Blog Mosquito Season in South Alabama One of the Worst Ever

April 5th, 2012 Mosquito Season in South Alabama One of the Worst Ever

MOBILE, AL – Blame it on the rain, and the mild winter weather and the high tides. Those key elements have converged this winter and spring, health officials said, to create the best possible scenario for the pesky mosquito to prosper in coastal Alabama.

“It’s been a perfect year for mosquito breeding,” said Jerry Folse, director of the Division of Vector Control for the Mobile County Health Department. “It’s one of the worst ones I’ve ever seen.”

Folse, who lives close to the coast in southern Mobile County, said annual night sprays should begin in the next few weeks, as the health department works to control the mosquito population across a 12,000-square-mile area.

While mosquitoes that hatch out in urban areas can carry diseases, the ones bred in salt marshes are known to be more aggressive, Folse said, and hatch out in large numbers all at once.

“Hopefully,” he said, “We’re going to get a handle on them fairly quickly.”

Here are  some tips to keep in mind while going outdoors when mosquitoes are out in force, typically at dusk and dawn.

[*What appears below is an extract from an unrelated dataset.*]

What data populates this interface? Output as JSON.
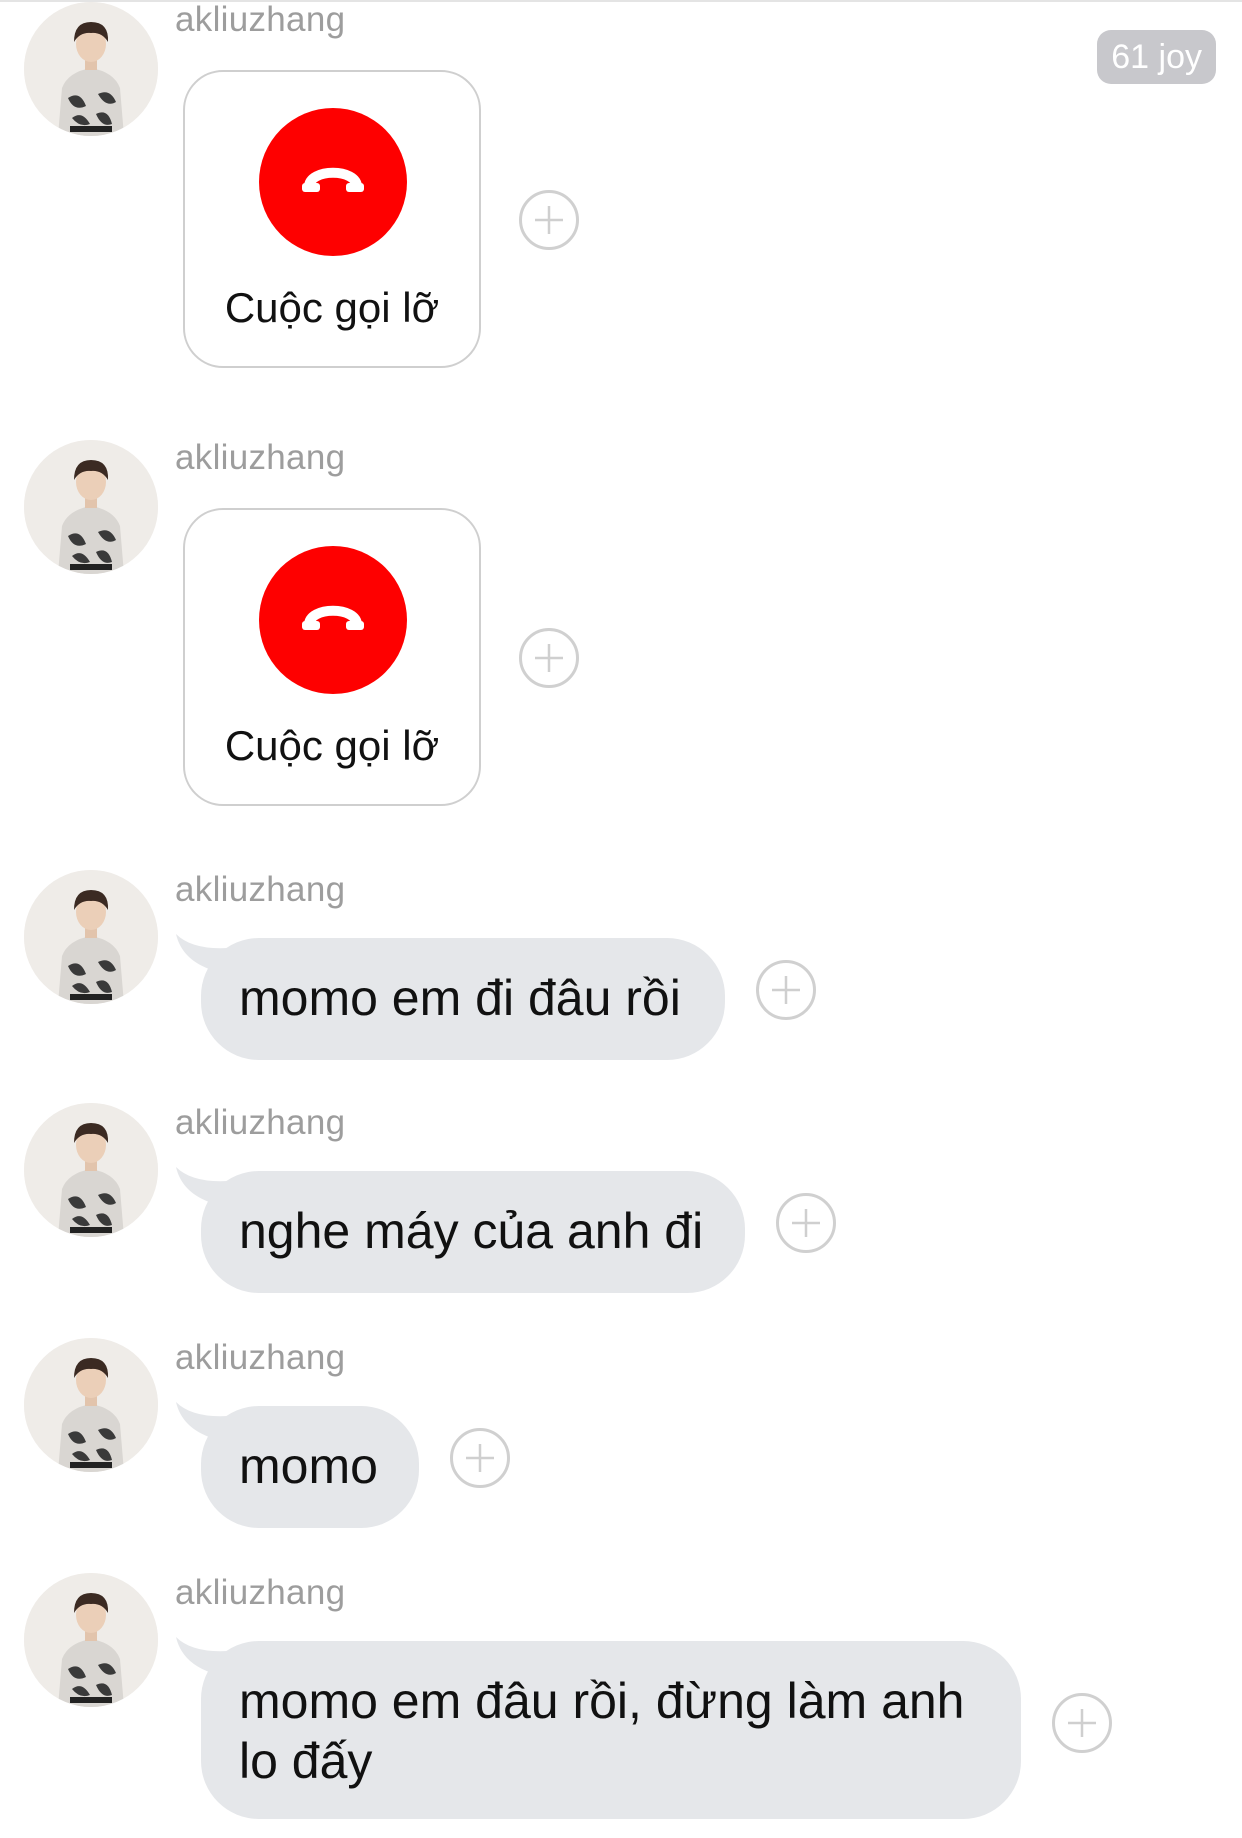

Other precautions residents can take to reduce mosquito annoyance include:

– Use a good mosquito repellant on arms, legs, and other exposed areas (some of the most reliable repellants contain the chemical DEET; repellants with high concentrations of DEET – over 10%, should not be used on children).

– Follow instructions carefully when using any insect repellent.

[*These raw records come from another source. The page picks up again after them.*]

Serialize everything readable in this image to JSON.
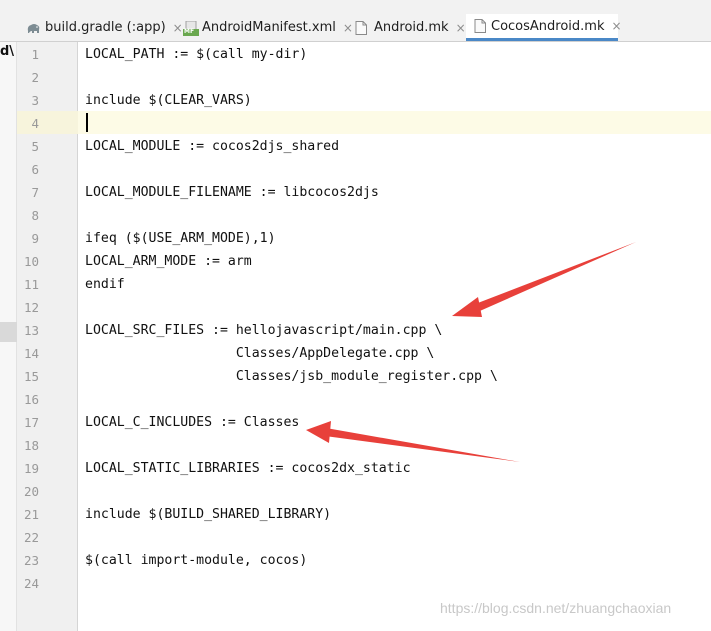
{
  "tabs": [
    {
      "label": "build.gradle (:app)",
      "icon": "gradle-elephant-icon",
      "active": false
    },
    {
      "label": "AndroidManifest.xml",
      "icon": "manifest-file-icon",
      "icon_text": "MF",
      "active": false
    },
    {
      "label": "Android.mk",
      "icon": "file-icon",
      "active": false
    },
    {
      "label": "CocosAndroid.mk",
      "icon": "file-icon",
      "active": true
    }
  ],
  "tab_close_glyph": "×",
  "structure_label": "d\\",
  "editor": {
    "current_line": 4,
    "lines": [
      {
        "num": "1",
        "text": "LOCAL_PATH := $(call my-dir)"
      },
      {
        "num": "2",
        "text": ""
      },
      {
        "num": "3",
        "text": "include $(CLEAR_VARS)"
      },
      {
        "num": "4",
        "text": ""
      },
      {
        "num": "5",
        "text": "LOCAL_MODULE := cocos2djs_shared"
      },
      {
        "num": "6",
        "text": ""
      },
      {
        "num": "7",
        "text": "LOCAL_MODULE_FILENAME := libcocos2djs"
      },
      {
        "num": "8",
        "text": ""
      },
      {
        "num": "9",
        "text": "ifeq ($(USE_ARM_MODE),1)"
      },
      {
        "num": "10",
        "text": "LOCAL_ARM_MODE := arm"
      },
      {
        "num": "11",
        "text": "endif"
      },
      {
        "num": "12",
        "text": ""
      },
      {
        "num": "13",
        "text": "LOCAL_SRC_FILES := hellojavascript/main.cpp \\"
      },
      {
        "num": "14",
        "text": "                   Classes/AppDelegate.cpp \\"
      },
      {
        "num": "15",
        "text": "                   Classes/jsb_module_register.cpp \\"
      },
      {
        "num": "16",
        "text": ""
      },
      {
        "num": "17",
        "text": "LOCAL_C_INCLUDES := Classes"
      },
      {
        "num": "18",
        "text": ""
      },
      {
        "num": "19",
        "text": "LOCAL_STATIC_LIBRARIES := cocos2dx_static"
      },
      {
        "num": "20",
        "text": ""
      },
      {
        "num": "21",
        "text": "include $(BUILD_SHARED_LIBRARY)"
      },
      {
        "num": "22",
        "text": ""
      },
      {
        "num": "23",
        "text": "$(call import-module, cocos)"
      },
      {
        "num": "24",
        "text": ""
      }
    ]
  },
  "annotations": {
    "arrow_color": "#e8403a",
    "arrows": [
      "arrow-to-local-src-files",
      "arrow-to-local-c-includes"
    ]
  },
  "watermark": "https://blog.csdn.net/zhuangchaoxian",
  "colors": {
    "active_tab_underline": "#4a88c7",
    "current_line_highlight": "#fdfbe6",
    "gutter_bg": "#f0f0f0",
    "line_number": "#999999"
  }
}
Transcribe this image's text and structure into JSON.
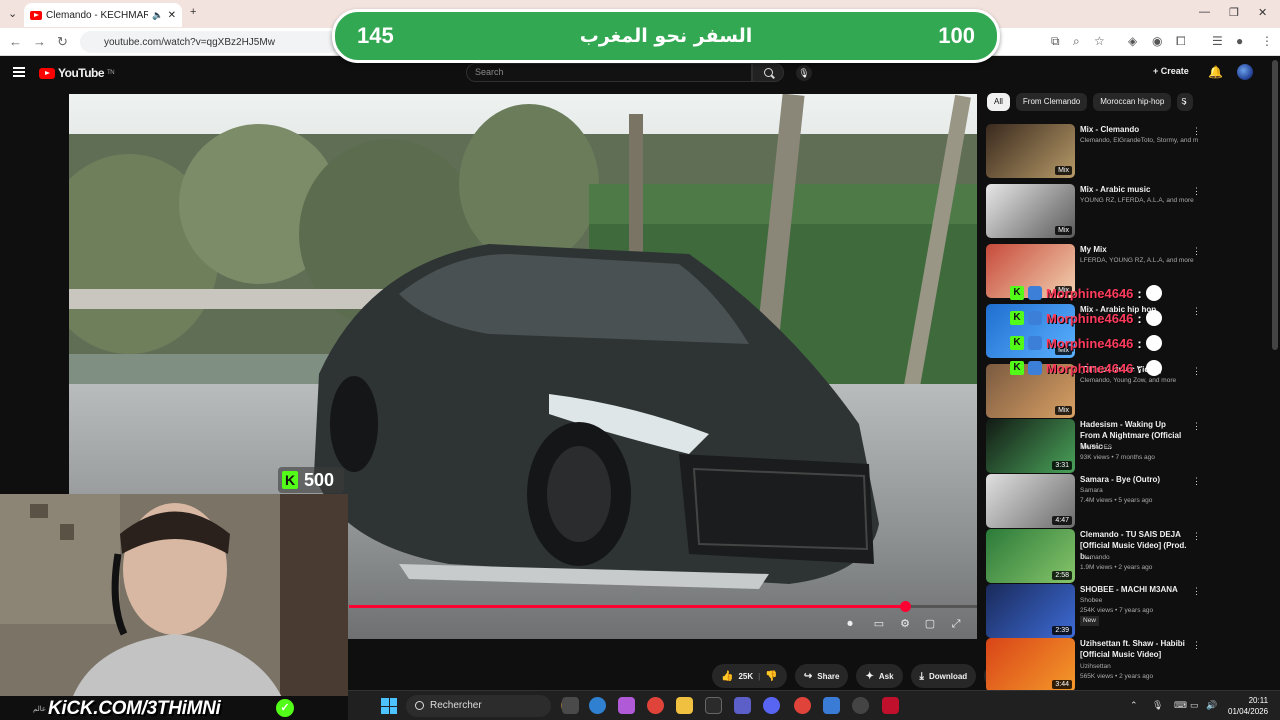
{
  "browser": {
    "tab_title": "Clemando - KECHMARRA (",
    "url": "youtube.com/watch?v=qgXBz2HJ5Mw"
  },
  "overlay": {
    "left_score": "145",
    "title": "السفر نحو المغرب",
    "right_score": "100",
    "kick_points": "500",
    "kick_url": "KiCK.COM/3THiMNi",
    "small_text": "عالم"
  },
  "youtube": {
    "logo_text": "YouTube",
    "logo_sup": "TN",
    "search_placeholder": "Search",
    "create_label": "Create"
  },
  "actions": {
    "likes": "25K",
    "share": "Share",
    "ask": "Ask",
    "download": "Download"
  },
  "chips": [
    "All",
    "From Clemando",
    "Moroccan hip-hop",
    "S"
  ],
  "recommendations": [
    {
      "title": "Mix - Clemando",
      "meta1": "Clemando, ElGrandeToto, Stormy, and m...",
      "meta2": "",
      "badge": "Mix"
    },
    {
      "title": "Mix - Arabic music",
      "meta1": "YOUNG RZ, LFERDA, A.L.A, and more",
      "meta2": "",
      "badge": "Mix"
    },
    {
      "title": "My Mix",
      "meta1": "LFERDA, YOUNG RZ, A.L.A, and more",
      "meta2": "",
      "badge": "Mix"
    },
    {
      "title": "Mix - Arabic hip hop",
      "meta1": "",
      "meta2": "",
      "badge": "Mix"
    },
    {
      "title": "[Official Music Video]",
      "meta1": "Clemando, Young Zow, and more",
      "meta2": "",
      "badge": "Mix"
    },
    {
      "title": "Hadesism - Waking Up From A Nightmare (Official Music ...",
      "meta1": "MARADES",
      "meta2": "93K views • 7 months ago",
      "badge": "3:31"
    },
    {
      "title": "Samara - Bye (Outro)",
      "meta1": "Samara",
      "meta2": "7.4M views • 5 years ago",
      "badge": "4:47"
    },
    {
      "title": "Clemando - TU SAIS DEJA [Official Music Video] (Prod. b...",
      "meta1": "Clemando",
      "meta2": "1.9M views • 2 years ago",
      "badge": "2:58"
    },
    {
      "title": "SHOBEE - MACHI M3ANA",
      "meta1": "Shobee",
      "meta2": "254K views • 7 years ago",
      "meta3": "New",
      "badge": "2:39"
    },
    {
      "title": "Uzihsettan ft. Shaw - Habibi [Official Music Video]",
      "meta1": "Uzihsettan",
      "meta2": "565K views • 2 years ago",
      "badge": "3:44"
    }
  ],
  "chat": [
    {
      "name": "Morphine4646",
      "colon": ":"
    },
    {
      "name": "Morphine4646",
      "colon": ":"
    },
    {
      "name": "Morphine4646",
      "colon": ":"
    },
    {
      "name": "Morphine4646",
      "colon": ":"
    }
  ],
  "taskbar": {
    "search": "Rechercher",
    "time": "20:11",
    "date": "01/04/2026"
  },
  "video_progress": 0.886,
  "colors": {
    "accent": "#ff0033",
    "kick": "#53fc18",
    "banner": "#33a852"
  }
}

– Long sleeves and long pants used with a mosquito repellent helps to limit bites.

– Wear light-colored clothing (dark-colored clothing may help attract unwanted insects).

– Wear a hat or a cap (preferably light-colored).

– Be aware that aromatic (scented) cosmetics may also attract insects.

Mosquito bites can be treated with topical agents such as calamine and menthol lotions. Cortisone creams and oral antihistamines are available as over-the-counter medications that can reduce itching. Bites to children should be watched for secondary infections that might need to be treated by a physician.